陈越并没有去那些热闹的骰子大厅,而是直接去了二楼的“贵宾局”。这里的赌注大,环境相对安静,玩的是更讲究心算的牌九和轮盘。
“这位公子,面生啊。”庄家是个独眼龙,左眼戴着眼罩,那只独眼透着精光。他手里洗着牌,动作快得看不清,指节上有厚厚的老茧。
“刚从京城来,做药材生意的,想借贵宝地散散心,顺便转转运。”陈越随手把一锭五十两的银子“咚”地一声扔在桌上,气势十足,“怎么个玩法?”
“简单,比大小。也可以押点数。”
陈越笑了笑。他不需要出千,也不懂出千。但他脑子里装着的是概率论,是数学。他能算出庄家抽水的比例,也能大致算出点数分布。
他不动声色地观察了几局,记下了牌路,心算了一下概率。他发现,这赌场的骰子虽然没灌铅,但庄家的手法有规律,似乎在刻意引导大注吃小注。
半个时辰后。
陈越面前的银子已经从五十两变成了五百两,堆成了一座小山。
周围的赌徒看他的眼神都变了,充满了敬畏和贪婪,还有想跟着下注的冲动。
“公子好手气!”独眼龙庄家的额头冒了汗,眼神开始有些不善,“这把,您下多少?”
“全压。”陈越把所有的银子推出去,堆在桌子中间,“不过,我不想赢银子了。我想赢……这个。”
他伸出手指,指了指庄家手边那个用来装大额筹码的特制红木盒子。那个盒子里,有一些颜色特殊的筹码,不是普通的象牙白,而是……深紫色,上面泛着幽光。
“紫色筹码?”庄家脸色一变,手里的牌差点掉下来,“那……那是给特殊客人用的,是‘万金’的凭证,不流通。
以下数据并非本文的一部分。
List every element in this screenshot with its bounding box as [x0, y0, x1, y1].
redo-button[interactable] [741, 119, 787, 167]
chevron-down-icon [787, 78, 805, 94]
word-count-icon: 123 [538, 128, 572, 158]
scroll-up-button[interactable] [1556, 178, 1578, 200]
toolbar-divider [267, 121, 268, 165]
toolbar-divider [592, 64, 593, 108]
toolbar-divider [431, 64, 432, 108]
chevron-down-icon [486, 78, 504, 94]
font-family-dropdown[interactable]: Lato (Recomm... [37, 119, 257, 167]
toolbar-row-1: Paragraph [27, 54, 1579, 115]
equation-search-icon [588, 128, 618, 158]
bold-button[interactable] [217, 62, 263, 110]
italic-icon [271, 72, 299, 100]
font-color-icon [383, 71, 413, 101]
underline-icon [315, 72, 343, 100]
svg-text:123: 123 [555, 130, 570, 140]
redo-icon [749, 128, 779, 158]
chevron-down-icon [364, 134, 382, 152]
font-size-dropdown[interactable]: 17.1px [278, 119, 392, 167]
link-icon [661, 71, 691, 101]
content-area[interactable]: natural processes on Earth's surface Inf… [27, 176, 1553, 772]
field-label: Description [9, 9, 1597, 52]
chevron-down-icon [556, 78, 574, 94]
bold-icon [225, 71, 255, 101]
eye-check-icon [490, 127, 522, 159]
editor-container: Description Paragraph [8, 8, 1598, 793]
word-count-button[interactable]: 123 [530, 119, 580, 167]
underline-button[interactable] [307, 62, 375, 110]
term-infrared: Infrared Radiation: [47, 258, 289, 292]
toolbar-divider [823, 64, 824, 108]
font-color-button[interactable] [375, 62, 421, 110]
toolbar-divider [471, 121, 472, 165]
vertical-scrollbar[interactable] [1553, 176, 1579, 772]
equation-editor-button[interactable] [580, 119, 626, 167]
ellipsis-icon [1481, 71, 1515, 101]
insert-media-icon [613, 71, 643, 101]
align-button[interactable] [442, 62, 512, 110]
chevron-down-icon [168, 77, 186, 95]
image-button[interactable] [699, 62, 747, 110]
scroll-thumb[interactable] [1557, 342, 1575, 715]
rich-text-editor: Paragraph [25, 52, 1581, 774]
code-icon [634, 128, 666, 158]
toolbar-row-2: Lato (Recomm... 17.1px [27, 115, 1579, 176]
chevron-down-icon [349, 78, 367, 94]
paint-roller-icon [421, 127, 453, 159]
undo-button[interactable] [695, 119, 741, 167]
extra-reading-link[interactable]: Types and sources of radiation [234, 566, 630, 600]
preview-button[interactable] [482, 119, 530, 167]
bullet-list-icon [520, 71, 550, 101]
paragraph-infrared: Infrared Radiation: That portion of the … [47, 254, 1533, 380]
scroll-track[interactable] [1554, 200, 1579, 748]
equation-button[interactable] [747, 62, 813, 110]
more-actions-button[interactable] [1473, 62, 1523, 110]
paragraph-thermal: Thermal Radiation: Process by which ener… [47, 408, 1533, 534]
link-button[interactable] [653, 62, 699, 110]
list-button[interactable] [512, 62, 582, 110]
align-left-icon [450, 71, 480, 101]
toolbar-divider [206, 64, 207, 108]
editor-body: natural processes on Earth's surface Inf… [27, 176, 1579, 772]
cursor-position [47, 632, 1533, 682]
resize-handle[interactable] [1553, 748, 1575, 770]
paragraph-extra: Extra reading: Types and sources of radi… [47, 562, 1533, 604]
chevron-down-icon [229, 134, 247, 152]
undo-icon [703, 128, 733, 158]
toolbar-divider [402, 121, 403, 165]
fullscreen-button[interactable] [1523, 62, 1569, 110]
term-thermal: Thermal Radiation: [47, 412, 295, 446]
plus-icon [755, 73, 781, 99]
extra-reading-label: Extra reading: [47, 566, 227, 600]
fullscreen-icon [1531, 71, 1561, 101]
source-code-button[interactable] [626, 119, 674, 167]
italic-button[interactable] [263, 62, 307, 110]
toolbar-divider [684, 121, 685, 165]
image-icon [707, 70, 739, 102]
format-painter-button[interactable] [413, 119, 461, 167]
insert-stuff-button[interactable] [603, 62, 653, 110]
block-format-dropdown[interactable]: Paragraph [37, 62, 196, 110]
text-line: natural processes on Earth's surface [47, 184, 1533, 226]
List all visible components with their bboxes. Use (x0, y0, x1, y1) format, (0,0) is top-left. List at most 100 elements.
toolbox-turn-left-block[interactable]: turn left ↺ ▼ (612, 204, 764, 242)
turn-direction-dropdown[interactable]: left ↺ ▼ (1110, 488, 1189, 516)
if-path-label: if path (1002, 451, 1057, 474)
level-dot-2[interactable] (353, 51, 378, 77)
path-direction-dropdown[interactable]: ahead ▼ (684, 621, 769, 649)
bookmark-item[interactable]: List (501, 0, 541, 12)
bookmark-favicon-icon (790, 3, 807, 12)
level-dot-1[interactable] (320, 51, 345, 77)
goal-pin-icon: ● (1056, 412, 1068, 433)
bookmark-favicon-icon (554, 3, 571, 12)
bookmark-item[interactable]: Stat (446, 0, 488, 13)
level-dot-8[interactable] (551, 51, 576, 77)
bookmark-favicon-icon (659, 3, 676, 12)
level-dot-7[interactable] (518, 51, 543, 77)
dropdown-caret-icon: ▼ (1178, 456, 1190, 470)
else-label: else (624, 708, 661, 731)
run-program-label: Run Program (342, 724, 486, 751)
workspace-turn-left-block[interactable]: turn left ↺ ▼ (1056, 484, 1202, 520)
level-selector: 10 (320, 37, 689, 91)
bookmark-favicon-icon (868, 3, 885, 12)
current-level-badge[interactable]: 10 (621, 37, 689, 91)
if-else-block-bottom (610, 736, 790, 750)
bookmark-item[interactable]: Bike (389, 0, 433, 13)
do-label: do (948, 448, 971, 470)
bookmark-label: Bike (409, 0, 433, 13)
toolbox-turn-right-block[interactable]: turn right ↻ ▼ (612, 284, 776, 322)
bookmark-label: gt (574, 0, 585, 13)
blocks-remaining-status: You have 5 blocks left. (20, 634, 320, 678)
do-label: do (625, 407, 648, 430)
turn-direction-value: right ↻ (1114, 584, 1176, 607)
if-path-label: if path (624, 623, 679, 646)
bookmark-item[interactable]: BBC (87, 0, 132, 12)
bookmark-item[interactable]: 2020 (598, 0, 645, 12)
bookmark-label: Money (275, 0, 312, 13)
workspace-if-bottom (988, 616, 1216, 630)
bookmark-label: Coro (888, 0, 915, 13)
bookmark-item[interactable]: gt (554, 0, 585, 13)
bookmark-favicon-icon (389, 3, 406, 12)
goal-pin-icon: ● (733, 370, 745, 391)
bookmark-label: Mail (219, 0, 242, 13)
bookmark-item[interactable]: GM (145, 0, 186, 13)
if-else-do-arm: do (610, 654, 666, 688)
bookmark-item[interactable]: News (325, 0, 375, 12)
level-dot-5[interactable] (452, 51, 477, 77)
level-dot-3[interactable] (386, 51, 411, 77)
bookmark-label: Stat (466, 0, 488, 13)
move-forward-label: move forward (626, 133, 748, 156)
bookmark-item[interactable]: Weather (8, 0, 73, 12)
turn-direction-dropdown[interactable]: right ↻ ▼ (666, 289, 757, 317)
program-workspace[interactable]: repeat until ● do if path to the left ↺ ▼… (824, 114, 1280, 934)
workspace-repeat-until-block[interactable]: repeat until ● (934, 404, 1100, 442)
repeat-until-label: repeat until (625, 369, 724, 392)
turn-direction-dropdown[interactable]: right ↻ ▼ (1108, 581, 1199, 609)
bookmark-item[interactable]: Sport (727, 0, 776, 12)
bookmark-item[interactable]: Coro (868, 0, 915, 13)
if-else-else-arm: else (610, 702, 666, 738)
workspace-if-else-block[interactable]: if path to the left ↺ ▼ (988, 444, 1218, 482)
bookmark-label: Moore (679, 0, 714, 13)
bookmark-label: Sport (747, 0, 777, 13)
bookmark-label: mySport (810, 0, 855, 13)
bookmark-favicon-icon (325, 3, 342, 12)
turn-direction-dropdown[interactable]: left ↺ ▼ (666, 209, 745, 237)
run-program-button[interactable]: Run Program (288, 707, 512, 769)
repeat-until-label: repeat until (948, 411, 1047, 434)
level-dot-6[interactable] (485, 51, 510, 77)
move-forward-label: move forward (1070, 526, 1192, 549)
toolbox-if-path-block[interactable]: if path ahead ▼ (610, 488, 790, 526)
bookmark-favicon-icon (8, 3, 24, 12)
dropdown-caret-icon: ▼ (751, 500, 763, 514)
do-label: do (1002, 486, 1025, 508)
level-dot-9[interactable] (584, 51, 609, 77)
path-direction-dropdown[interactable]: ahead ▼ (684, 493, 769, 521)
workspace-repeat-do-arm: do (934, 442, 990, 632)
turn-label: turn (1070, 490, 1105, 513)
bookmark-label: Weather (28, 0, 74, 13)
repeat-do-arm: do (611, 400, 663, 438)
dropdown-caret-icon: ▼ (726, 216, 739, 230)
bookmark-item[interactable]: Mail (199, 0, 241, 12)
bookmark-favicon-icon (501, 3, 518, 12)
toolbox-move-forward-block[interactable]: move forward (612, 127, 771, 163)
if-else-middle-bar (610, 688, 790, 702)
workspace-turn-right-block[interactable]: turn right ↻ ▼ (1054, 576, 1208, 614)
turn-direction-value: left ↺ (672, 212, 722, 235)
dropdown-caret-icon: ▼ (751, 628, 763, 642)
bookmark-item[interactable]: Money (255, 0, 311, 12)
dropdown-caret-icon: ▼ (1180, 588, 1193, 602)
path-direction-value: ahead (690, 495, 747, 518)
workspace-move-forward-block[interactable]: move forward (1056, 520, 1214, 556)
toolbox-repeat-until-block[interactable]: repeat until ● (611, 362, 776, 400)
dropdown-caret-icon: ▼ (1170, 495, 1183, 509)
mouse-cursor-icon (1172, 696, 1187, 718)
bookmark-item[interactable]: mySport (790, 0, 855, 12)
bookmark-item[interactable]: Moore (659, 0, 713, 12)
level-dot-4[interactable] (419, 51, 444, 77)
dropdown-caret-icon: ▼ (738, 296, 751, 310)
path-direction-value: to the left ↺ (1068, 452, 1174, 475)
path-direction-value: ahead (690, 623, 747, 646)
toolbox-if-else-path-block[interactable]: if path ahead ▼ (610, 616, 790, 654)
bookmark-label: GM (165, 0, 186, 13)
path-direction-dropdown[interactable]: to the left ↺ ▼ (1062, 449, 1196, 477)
”
“我是客人,我有钱,为什么不能用?难道你们开赌场的还怕人赢?”陈越手一翻,从袖子里掏出一枚金灿灿的、还没上市的“洁齿牙刷”,那是他特意带出来的样品,往桌上一拍,“加上这个。御用金丝牙刷,一把五百两。够了吗?”
那金丝在灯光下闪瞎了众人的眼。
庄家犹豫了一下,眼神往楼上瞟了瞟,似乎在请示什么人。最终,他咬咬牙,拿出一枚紫色筹码扔给陈越:“好!公子既然有这等宝物,那就破个例!但这把要是输了……”
“输了都归你。”
结果毫无悬念,陈越通过计算压中了点数。他一把接过那枚紫色筹码,借着低头看牌的机会,指尖快速在筹码边缘摩挲。
筹码很沉,质地特殊,不像象牙,也不像玉石,倒像是……某种高密度的骨头。
在那筹码的边缘,用极其微小的、类似于微雕的工艺,刻着一圈细密的花纹。如果不注意看,就像是装饰纹路。
但陈越眼力极好,他看清楚了。
那纹路……是一个接一个连接起来的……眼睛!
每只眼睛的瞳孔里,都含着一弯新月!
“日月眼!”
陈越心头巨震,心脏猛地收缩。
这个神秘的组织,那个在背后搞生化改造的“海鬼”势力,它们的手,居然伸进了赌场?
他们是在用赌场洗钱?还是在用这种特殊的筹码传递消息?或者……这里就是他们的一个联络点?
他抬起头,正好对上庄家那只独眼。那眼里没有了刚才的慌乱,反而多了一丝阴冷的、如同看着死人般的审视。
“公子,”庄家冷冷地说,声音低沉,带着一股江湖的杀气,“赢了钱就走吧。有些东西,拿着烫手。别把命搭进去。”